In 2013, I first used LEGO® blocks in a professional setting. There was an amount of risk involved in introducing these small colourful plastic bricks for a serious purpose. However, they presented a level playing field – most people can put together LEGO® bricks and the three dimensional models created are rich in information. I have used them in workshops extensively ever since. Over seven years since first using LEGO® professionally, I completed LEGO® Serious Play® facilitator training with Micheal Fearne. I want to share some of what I learned.
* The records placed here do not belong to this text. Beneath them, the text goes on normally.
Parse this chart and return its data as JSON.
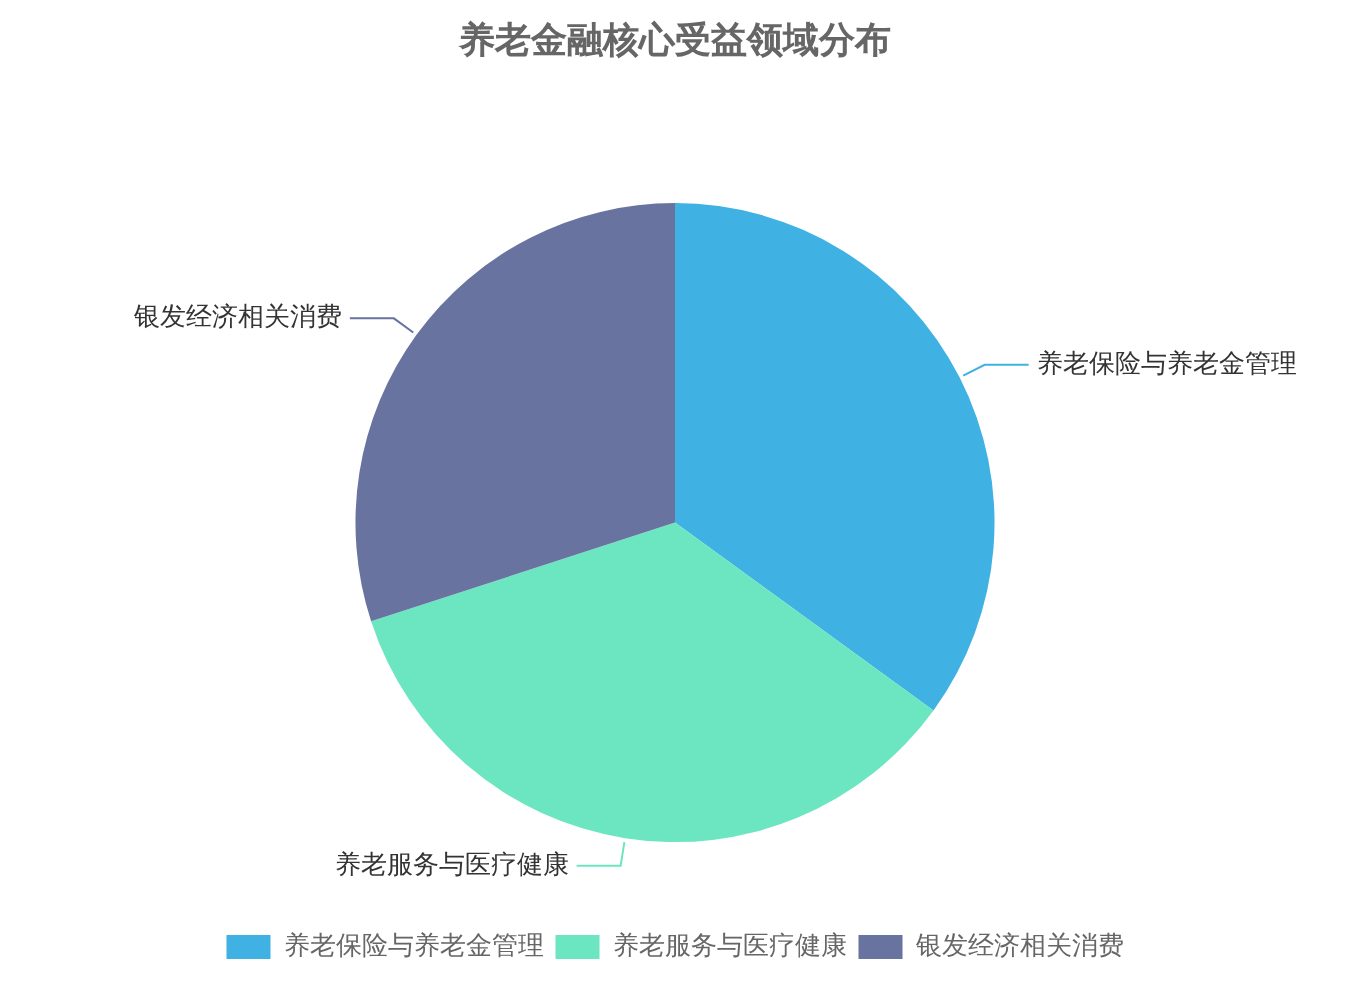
{
  "chart_data": {
    "type": "pie",
    "title": "养老金融核心受益领域分布",
    "categories": [
      "养老保险与养老金管理",
      "养老服务与医疗健康",
      "银发经济相关消费"
    ],
    "values": [
      35,
      35,
      30
    ],
    "colors": [
      "#3fb1e3",
      "#6be6c1",
      "#68739f"
    ],
    "legend": "bottom"
  }
}
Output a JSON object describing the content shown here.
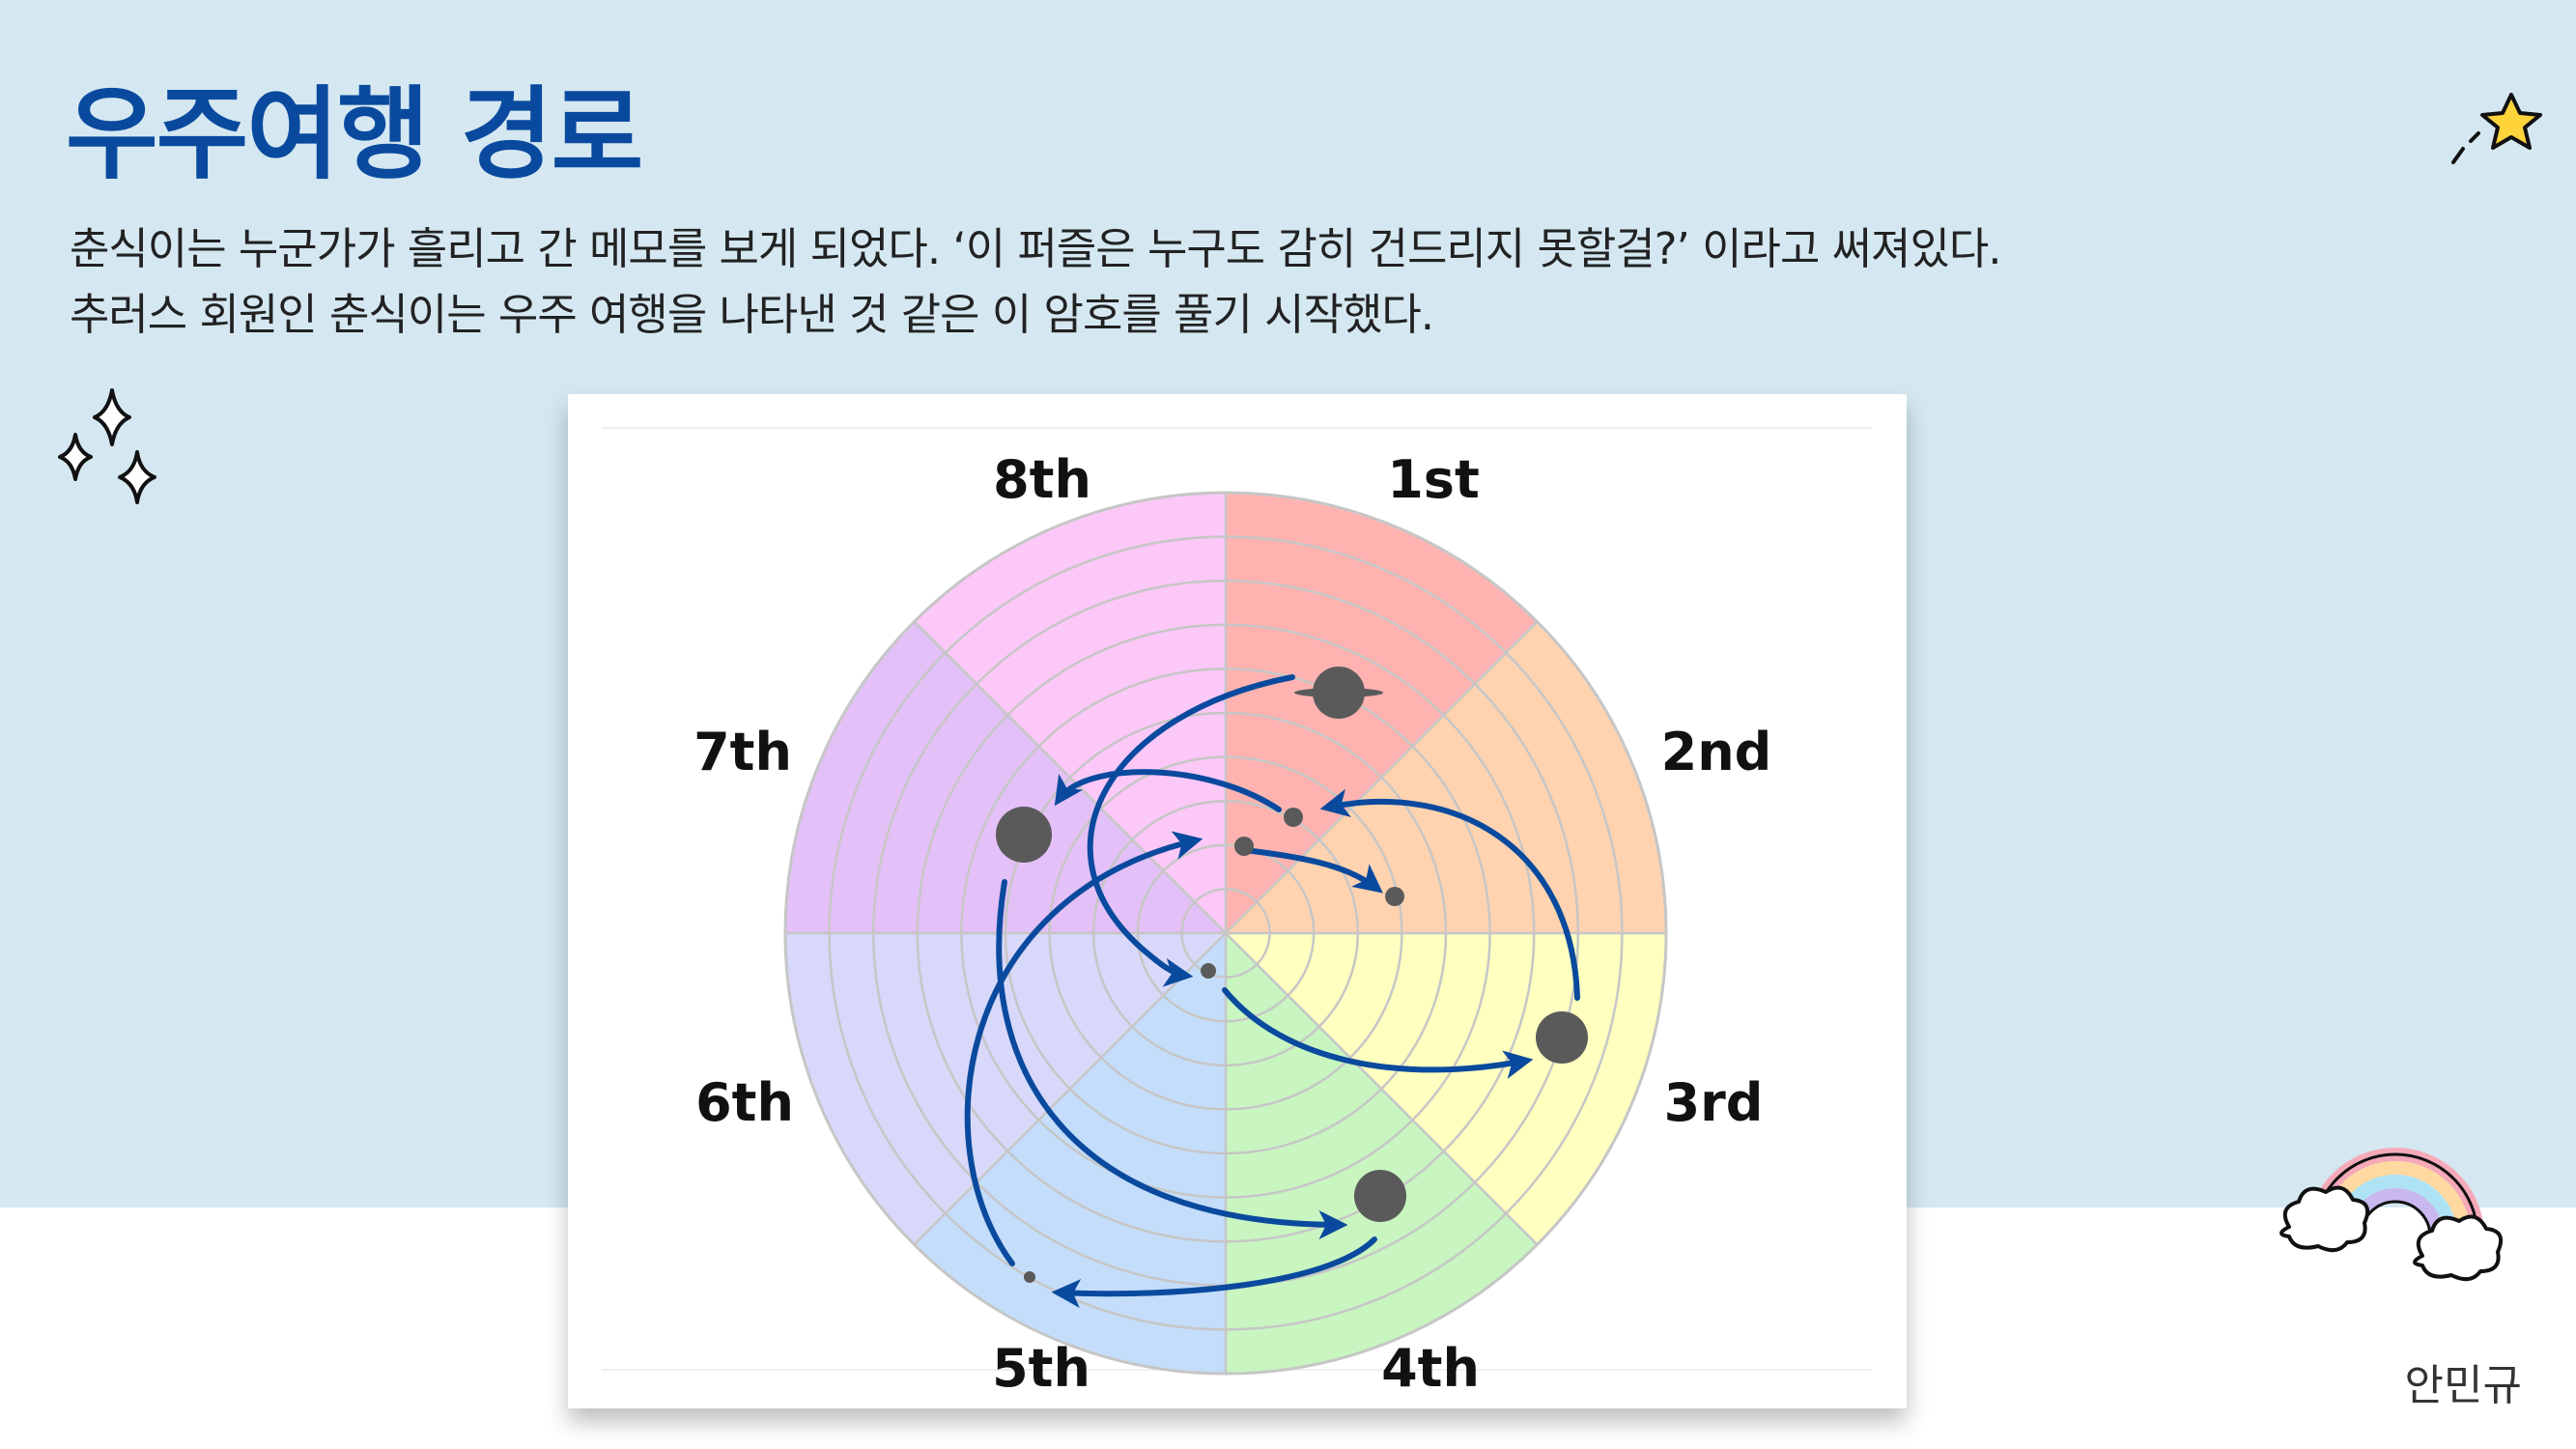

The importance of the Introduction
In a workshop setting, time is always scarce. Not only is there a limited amount of time on the clock, but there is also the limits of focus and motivation of your participants. However when using a tool like LEGO® or other material in your workshop it is important to take the time to ensure that everyone understands the tool and is comfortable in using it. It is also important that participants have experience in using the tool before they have to apply it to the workshop goals.
Giving shape to our thoughts and ideas
Getting ideas out of our heads and into a form where they can be shared and discussed can be difficult. In a team setting where everyone wants their ideas this can be even more so. It struck me that in 3-5 minutes of building during a LEGO® Serious Play® (LSP) session it was possible to express very complex ideas very quickly. It was easy to recall them in the sharing session and the ideas often matured as they were being discussed.
Having attempted similar things in brain storming and brain writing workshops, I noted that it was significantly faster to express such complex thoughts in a built model than written on Post-It® notes or a whiteboard.
Simplicity and versatility of a physical model
When exploring other people’s models during the sharing phase of LSP, it was very easy to use multiple aspects of shape, colour and position to add meaning to the model. In discussion it is easy to add information. When questions are asked, aspects of the model appeared that were not there during design or at least had not been thought of. Just turning the model around 180 degrees could reveal a different picture of what had been built.
Giving shape to emotion and new concepts
It can often feel unsafe in a team to explore how we feel about things or to put out new ideas. However, when those things are placed onto a model and the model is subsequently discussed, it often feel much safer.
You’ll find all these aspects are built into the workshops we facilitate at Convivial Ideas. And we want to take the idea much further. In the future we would like to see LEGO bricks as much a part of the corporate stationary as sticky notes and markers.